Como, 11 agosto 2017 - Sono finiti in quattro al pronto soccorso, in conseguenza dell’ennesima aggressione ad agenti di polizia penitenziaria, avvenuta all’interno della casa circondariale Bassone di Como. Questa volta il problema è sorto all’interno della sezione «Nuovi giunti», che da alcuni mesi ospita prevalentemente detenuti transessuali, e quindi incompatibili con l’altra popolazione carceraria, o altri casi di spiccata impossibilità di convivenza con i detenuti comuni. A dare in escandescenze, è stato un quarantenne brasiliano, che si sarebbe visto rifiutare una banale richiesta. 

Dopo  aver alzato la voce contro gli agenti di polizia, avrebbe staccato la gamba del tavolo presente nella cella, e iniziato a malmenare gli agenti intervenuti per calmarlo: non solo quello di turno a vigilanza della sezione, ma anche i tre colleghi arrivati in suo supporto. Il bilancio finale è stato di quattro feriti, medicati e poi dimessi dal pronto soccorso con prognosi tra i dieci e i tredici giorni, per le contusioni subite. «In questi ultimi tempi, il ritmo è di una rissa al giorno all’interno del carcere – interviene Davide Brienza, segretario provinciale del Cnpp, Coordinamento Nazionale Polizia Penitenziaria – a fronte di un organico di personale insufficiente a garantire la copertura per tutti i servizi necessari. Problema che diventa ancora più evidente in questo periodo, quando alle carenze abituali, si aggiungono quelle delle ferie. Ora siamo intenzionati ad attendere qualche settimana, fino al riformarsi dell’organico abituale, per poi chiedere al Provveditore alle Carceri Lombarde un intervento». 

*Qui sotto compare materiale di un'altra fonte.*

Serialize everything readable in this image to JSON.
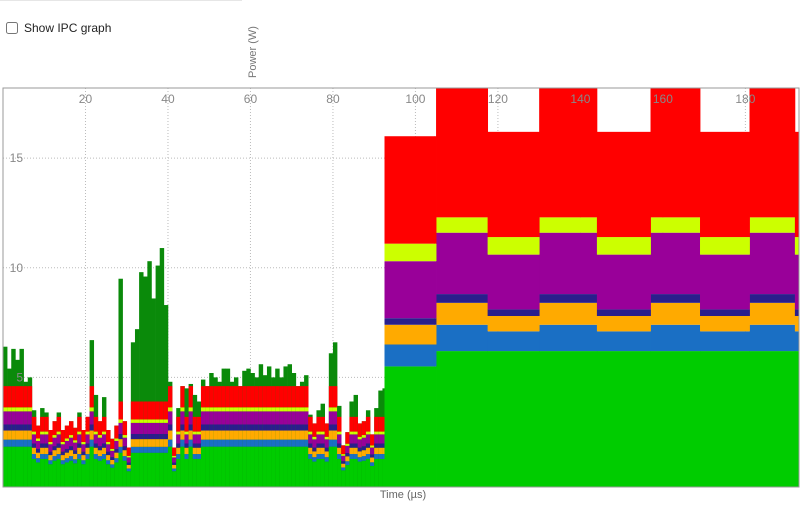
{
  "controls": {
    "ipc_label": "Show IPC graph",
    "ipc_checked": false
  },
  "chart_data": {
    "type": "area",
    "stacked": true,
    "step": true,
    "title": "",
    "xlabel": "Time (µs)",
    "ylabel": "Power (W)",
    "xlim": [
      0,
      193
    ],
    "ylim": [
      0,
      18.2
    ],
    "x_ticks": [
      20,
      40,
      60,
      80,
      100,
      120,
      140,
      160,
      180
    ],
    "y_ticks": [
      5,
      10,
      15
    ],
    "grid": true,
    "legend": "none",
    "region_1": {
      "x_range": [
        0,
        92.5
      ],
      "x": [
        0,
        1,
        2,
        3,
        4,
        5,
        6,
        7,
        8,
        9,
        10,
        11,
        12,
        13,
        14,
        15,
        16,
        17,
        18,
        19,
        20,
        21,
        22,
        23,
        24,
        25,
        26,
        27,
        28,
        29,
        30,
        31,
        32,
        33,
        34,
        35,
        36,
        37,
        38,
        39,
        40,
        41,
        42,
        43,
        44,
        45,
        46,
        47,
        48,
        49,
        50,
        51,
        52,
        53,
        54,
        55,
        56,
        57,
        58,
        59,
        60,
        61,
        62,
        63,
        64,
        65,
        66,
        67,
        68,
        69,
        70,
        71,
        72,
        73,
        74,
        75,
        76,
        77,
        78,
        79,
        80,
        81,
        82,
        83,
        84,
        85,
        86,
        87,
        88,
        89,
        90,
        91,
        92
      ],
      "top_total": [
        6.4,
        5.4,
        6.3,
        5.8,
        6.3,
        4.8,
        5.0,
        3.5,
        2.8,
        3.6,
        3.4,
        2.6,
        3.0,
        3.4,
        2.6,
        2.8,
        3.0,
        2.7,
        3.4,
        2.6,
        3.2,
        6.7,
        4.2,
        3.0,
        4.1,
        2.6,
        2.2,
        2.8,
        9.5,
        3.0,
        1.8,
        6.6,
        7.2,
        9.8,
        9.6,
        10.3,
        8.6,
        10.1,
        10.9,
        8.3,
        4.8,
        1.8,
        3.6,
        4.6,
        4.5,
        4.7,
        4.2,
        3.9,
        4.9,
        4.6,
        5.2,
        5.0,
        4.8,
        5.4,
        5.4,
        4.8,
        5.0,
        4.6,
        5.3,
        5.4,
        5.2,
        5.0,
        5.6,
        5.1,
        5.5,
        5.0,
        5.4,
        5.0,
        5.5,
        5.6,
        5.2,
        4.6,
        4.8,
        5.1,
        3.3,
        2.9,
        3.5,
        3.8,
        2.9,
        6.1,
        6.6,
        3.7,
        1.9,
        2.5,
        3.9,
        4.2,
        2.9,
        3.0,
        3.5,
        2.4,
        3.6,
        4.4,
        4.5
      ],
      "layer_fractions": {
        "green": 0.4,
        "blue": 0.07,
        "orange": 0.09,
        "indigo": 0.06,
        "purple": 0.13,
        "yellow": 0.04,
        "red": 0.21
      }
    },
    "region_2": {
      "x": [
        92.5,
        104.5,
        105,
        117.5,
        130,
        144,
        157,
        169,
        181,
        192,
        193
      ],
      "series": [
        {
          "color": "#00cc00",
          "values": [
            5.5,
            5.5,
            6.2,
            6.2,
            6.2,
            6.2,
            6.2,
            6.2,
            6.2,
            6.2,
            0.9
          ]
        },
        {
          "color": "#1a6fc4",
          "values": [
            1.0,
            1.0,
            1.2,
            0.9,
            1.2,
            0.9,
            1.2,
            0.9,
            1.2,
            0.9,
            0.2
          ]
        },
        {
          "color": "#ffaa00",
          "values": [
            0.9,
            0.9,
            1.0,
            0.7,
            1.0,
            0.7,
            1.0,
            0.7,
            1.0,
            0.7,
            0.2
          ]
        },
        {
          "color": "#2a1e8c",
          "values": [
            0.3,
            0.3,
            0.4,
            0.3,
            0.4,
            0.3,
            0.4,
            0.3,
            0.4,
            0.3,
            0.1
          ]
        },
        {
          "color": "#990099",
          "values": [
            2.6,
            2.6,
            2.8,
            2.5,
            2.8,
            2.5,
            2.8,
            2.5,
            2.8,
            2.5,
            0.3
          ]
        },
        {
          "color": "#ccff00",
          "values": [
            0.8,
            0.8,
            0.7,
            0.8,
            0.7,
            0.8,
            0.7,
            0.8,
            0.7,
            0.8,
            0.1
          ]
        },
        {
          "color": "#ff0000",
          "values": [
            4.9,
            4.9,
            5.9,
            4.8,
            5.9,
            4.8,
            5.9,
            4.8,
            5.9,
            4.8,
            0.7
          ]
        }
      ]
    },
    "layer_colors": {
      "green": "#00cc00",
      "blue": "#1a6fc4",
      "orange": "#ffaa00",
      "indigo": "#2a1e8c",
      "purple": "#990099",
      "yellow": "#ccff00",
      "red": "#ff0000",
      "dark_green": "#0a8a0a"
    }
  }
}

A far scattare le liti, che molto spesso degenerano in botte, sono i motivi più banali, oltre a una endemica incapacità di convivenza tra gruppi di detenuti provenienti da diversi Paesi. Come gli est europei con i maghrebini. Le capacità di intervento degli agenti di penitenziaria sono spesso minime, a causa delle carenze di organico, che li espongono a rischi ancora più elevati. Gli stranieri, rappresentano ormai quasi il settanta per cento della popolazione del Bassone, che in questi mesi ha superato le quattrocentocinquanta presenze. I problemi, segnalano i sindacati, riguardano anche altri aspetti, come un autoparco ridotto all’osso, con mezzi che necessitano di riparazione, e una drammatica carenza di finanziamenti per poter intervenire.